Full Report for Listed Buildings
The list description is not intended to be a complete inventory of what is listed: it is principally intended to aid identification. By law, the definition of a listed building includes the entire building (i) and any structure or object that is fixed to the said building and ancillary to it and (ii) any other structure or object that forms part of the land and has done so since before 1 July 1948, and was within the curtilage of the building, and ancillary to it, on the date on which said building was first included in the list, or on 1 January 1969, whichever was later.
Date of Designation
09/11/1998
Date of Amendment
09/11/1998
Name of Property
27-52 Park Terrace (consec)
Unitary Authority
Bridgend
Location
At the extreme NW corner of the community adjoining open land to W and NW of former Tondu Ironworks.
History
Terraced housing built for the ironworkers to replace the early temporary wooden huts and known as company houses, the rent deducted from workers' wages.

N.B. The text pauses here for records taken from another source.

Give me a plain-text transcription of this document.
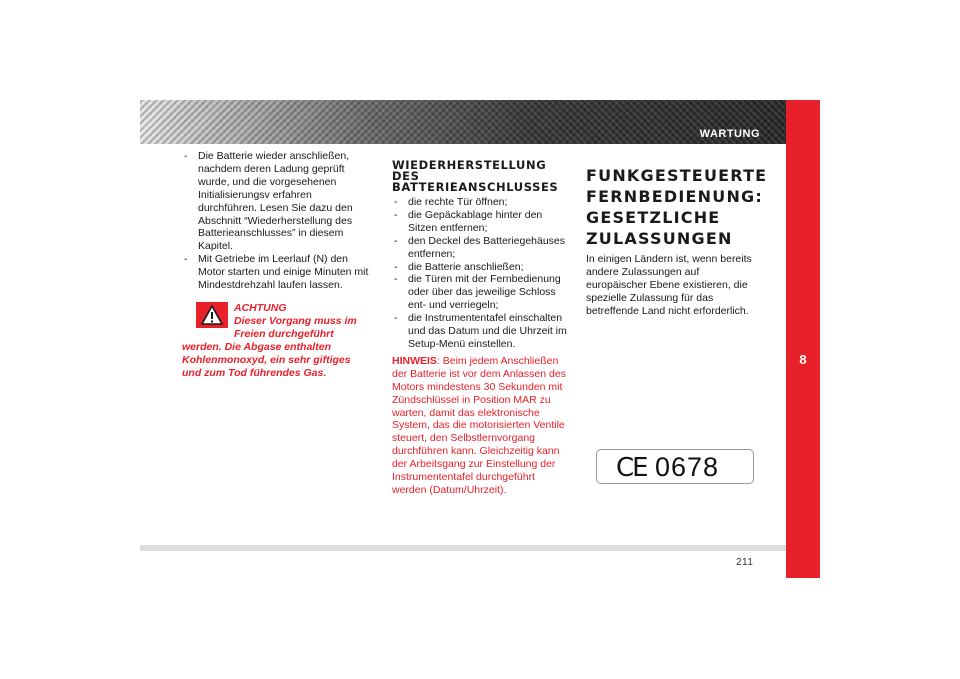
WARTUNG
8
- Die Batterie wieder anschließen, nachdem deren Ladung geprüft wurde, und die vorgesehenen Initialisierungsv erfahren durchführen. Lesen Sie dazu den Abschnitt “Wiederherstellung des Batterieanschlusses” in diesem Kapitel.
- Mit Getriebe im Leerlauf (N) den Motor starten und einige Minuten mit Mindestdrehzahl laufen lassen.
ACHTUNG
Dieser Vorgang muss im Freien durchgeführt werden. Die Abgase enthalten Kohlenmonoxyd, ein sehr giftiges und zum Tod führendes Gas.
WIEDERHERSTELLUNG DES BATTERIEANSCHLUSSES
- die rechte Tür öffnen;
- die Gepäckablage hinter den Sitzen entfernen;
- den Deckel des Batteriegehäuses entfernen;
- die Batterie anschließen;
- die Türen mit der Fernbedienung oder über das jeweilige Schloss ent- und verriegeln;
- die Instrumententafel einschalten und das Datum und die Uhrzeit im Setup-Menü einstellen.
HINWEIS: Beim jedem Anschließen der Batterie ist vor dem Anlassen des Motors mindestens 30 Sekunden mit Zündschlüssel in Position MAR zu warten, damit das elektronische System, das die motorisierten Ventile steuert, den Selbstlernvorgang durchführen kann. Gleichzeitig kann der Arbeitsgang zur Einstellung der Instrumententafel durchgeführt werden (Datum/Uhrzeit).
FUNKGESTEUERTE FERNBEDIENUNG: GESETZLICHE ZULASSUNGEN

In einigen Ländern ist, wenn bereits andere Zulassungen auf europäischer Ebene existieren, die spezielle Zulassung für das betreffende Land nicht erforderlich.

CE 0678
211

Constructed near the works, which were in operation day and night, in 1856 (dated at number 28) and thus shortly after John Brogden and Son took over the Ironworks in 1854 from Sir Robert Price who had established them in the 1830s.
Reason for designation
Listed in spite of some alterations as substantially intact terracing from the mid C19 unencumbered by later development in the area and for the close historical association with the early development of the nearby Tondu Ironworks, founded 1836, much of which is still extant.
Group Description
27-52 Park Terrace (consec)
One of a double row of terraced housing facing each other across pavements, road and a narrow green. Houses built in pairs with a door to side, one window above and one to ground floor, shared central stack and roofline, with the steps in roofline necessary to accommodate the rising ground occurring between pairs. Built of snecked roughly dressed ironstone, each opening bordered by large stones with massive single lintels, some brick to stacks; originally Welsh slate roofs though mostly now replaced with concrete tiles, blue brick ridge tiles. Windows were originally 8/8 pane sashes of which a few remain, later adaptations being some horned sashes; most glazing now late C20 PVC-U though original openings and deep sills are unaltered. Rear elevations had similar glazing and are shown on OS Map of 1875 with no rear outshuts, though these are now ubiquitous, few dividing fences between properties but a separate stone and slate WC and coal shed at end of each double plot, many of which survive in adapted form. At each terrace end except SE is a later house varying from the standard pattern.